An app-based delivery worker waits outside of a restaurant in New York City on July 7, 2023.
Spencer Platt | Getty Images
  • Grubhub will pay $25 million to settle a lawsuit over allegedly unlawful practices that harmed diners, workers and small businesses, the FTC announced on Tuesday.
  • The complaint claims that Grubhub deceived diners about delivery costs and blocked their access to their accounts.
  • Rising prices among third-party food delivery services has continued to frustrate Americans looking to reduce extra fees

Grubhub will pay $25 million to settle a lawsuit from the Federal Trade Commission and Illinois Attorney General Kwame Raoul over allegedly unlawful practices that harmed diners, workers and small businesses, the FTC announced on Tuesday.

The complaint claims that Grubhub deceived diners about delivery costs and blocked their access to their accounts.

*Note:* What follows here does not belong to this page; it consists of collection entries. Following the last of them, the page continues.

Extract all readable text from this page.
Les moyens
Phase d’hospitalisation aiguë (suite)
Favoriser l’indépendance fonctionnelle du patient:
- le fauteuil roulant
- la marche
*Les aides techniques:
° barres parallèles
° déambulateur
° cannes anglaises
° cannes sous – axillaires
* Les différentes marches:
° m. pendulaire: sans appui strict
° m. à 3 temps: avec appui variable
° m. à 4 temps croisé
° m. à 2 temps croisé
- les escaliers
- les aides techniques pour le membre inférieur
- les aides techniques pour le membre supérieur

The company also deceived workers about how much money they would make delivering food and listed restaurants on its platform without their permission.

"Our investigation found that Grubhub tricked its customers, deceived its drivers, and unfairly damaged the reputation and revenues of restaurants that did not partner with Grubhub — all in order to drive scale and accelerate growth," FTC Chair Lina Khan said in a press release.

Grubhub has had as many as 325,000 unaffiliated restaurants on its platform — more than half of all of the available restaurants on Grubhub, according to the complaint. The company allegedly listed unaffiliated restaurants in order to drive growth, but diners often had to pay more in delivery fees from those restaurants which, in turn, damaged their reputations.

The complaint further alleged that Grubhub would often avoid removing unaffiliated restaurants off the platform when requested, instead trying to sell them paid partnerships.

As part of the settlement, the food delivery company will stop adding surprise fees that are often labeled as "service fees" or "small order fees," stop listing unaffiliated restaurants on the platform, be more transparent about driver earnings, notify customers if their account has been blocked, and provide more simple methods to cancel memberships.

Rising prices among third-party food delivery services have continued to frustrate Americans looking to reduce extra fees. Between 2022 and 2024, consumers reported higher yearly increases in their total checks on third-party apps compared to orders made directly through restaurant sites, according to Technomic.

The FTC complaint alleged that Grubhub would add on junk fees to delivery costs, often labeled as "service fees" or "small order fees," despite having advertised that diners would pay a single, low-cost amount for Grubhub's services tied to deliveries.

"At Grubhub, we're committed to transparency so that every single day diners, restaurants and drivers can make well-informed choices to do business with us," a Grubhub spokesperson wrote in a statement to CNBC. "While we categorically deny the allegations made by the FTC, many of which are wrong, misleading or no longer applicable to our business, we believe settling this matter is in the best interest of Grubhub and allows us to move forward."

The settlement includes a monetary judgment of $140 million, but is partially suspended as Grubhub is unable to pay the full amount, according to the press release. The company will instead pay $25 million, nearly all of which will be used to refund consumers harmed by the company's conduct. If Grubhub is found to have misrepresented its financial status, the full judgment would become immediately due, according to the press release.

"We believe the FTC agreed to suspend a portion of the judgment because we negotiated with them in good faith and provided extensive details about our business and financial performance," the Grubhub spokesperson said. "Monetary judgments are not intended to cause irreparable harm or undue hardship for companies."